I still have the two cheap, spiral-bound auto-racing scrapbooks I kept in junior high (dug them out of a storage trunk yesterday), and you can see the moment when sports cars and European racing arrived. On one page is a Saturday Evening Post article about Indy hopeful Eddie Sachs titled “Racing’s Haunted Driver.” Flip forward a page and there’s that Monaco street scene. After that, F1 and sports cars predominate.

It didn’t take me long to notice who was writing and illustrating all this stuff, and the names on the masthead of R&T became as familiar to me as the starting roster of the Milwaukee Braves had been a few years earlier. John and Elaine Bond, Henry N. Manney III, Dean Batchelor, Dave Black, William A. Motta, James T. Crow, Tony Hogg, and Gordon H. Jennings were all suddenly part of my world. And still are. Through the miracle of generational overlap, I eventually got to know all these people - mostly World War II veterans energized by that generation’s optimism and good-to-be-alive spirit. I think Tom Brokaw named them right.

Probably my favorite all-time R&T photo, the cover shot of our January 1962 issue, was taken by European correspondent Henry Manney III. It’s a close-up, beautifully composed cockpit shot of Phil Hill, our new American Formula 1 world champion, behind the wheel of his Ferrari 156. I carefully trimmed this cover off with a razor blade, framed it, and put it up on the wall of my bedroom one cold winter night when I was in eighth grade.

About 30 years later, Phil signed this picture for me while we were working together on a story for R&T, and it’s hanging in my workshop now. Fate also arranged for me to become good friends with the photographer, Manney, who is also one of my favorite writers. That I would ever have had the chance to work with these two remarkable gentlemen still seems a kind of unlikely fantasy. More so now that they’re gone.

Photo credit: R&T Archives
Photo credit: R&T Archives

In a similar twist of unreality, Barb and I became good friends with Innes Ireland, former Scottish paratrooper, former Team Lotus F1 driver, and R&T’s then F1 correspondent. Innes used to stay at our house when visiting the magazine’s old California offices. Whenever he came, we would make dinner and stock up on his favorite scotch, the Famous Grouse.

One evening, we were sipping scotch and discussing his last season driving for Colin Chapman, 1961, when Barb mentioned that I had an old scrapbook from that very season. Innes insisted on seeing it and opened to a full-page photo of himself, winning the USGP at the Glen. “Oh my,” he said quietly. He then proceeded to page through the scrapbook and tell us the stories behind the photos. I stared into my glass of Famous Grouse and wondered at the strange ways of the world.

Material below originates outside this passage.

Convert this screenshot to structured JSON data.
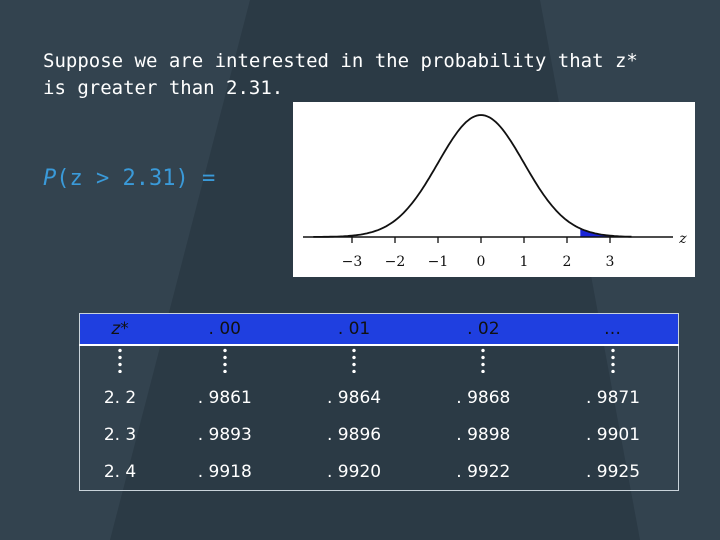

Since then, writing for this magazine has given me the opportunity to do interviews and stories with quite a few of my racing heroes - Dan Gurney, Mario Andretti, Stirling Moss, the Unsers, Jim Hall, Denny Hulme, and other legends. All this while working daily at an office filled with some of the finest people I’ve ever known.

When you’re almost the same age as Road & Track - the biblical three-score years and ten - you sometimes look back at a life filled with all the usual ups and downs, cloudy days, occasional illness, loss and disappointment, and try to pick out those few moments of outrageous good fortune, when the weather vane suddenly swung in your direction and put life on a better track.

Those moments for me would include meeting Barb, being given my first full-time journalism job at Cycle World in 1980 by R&T alumnus (and now friend and mentor) Allan Girdler, and, three years later, being asked by editor John Dinkel to work at R&T (upstairs in the same building) when Allan was about to retire.

And, of course, being invited to Brad Shrake’s birthday party. My mom was right: Always bring a gift.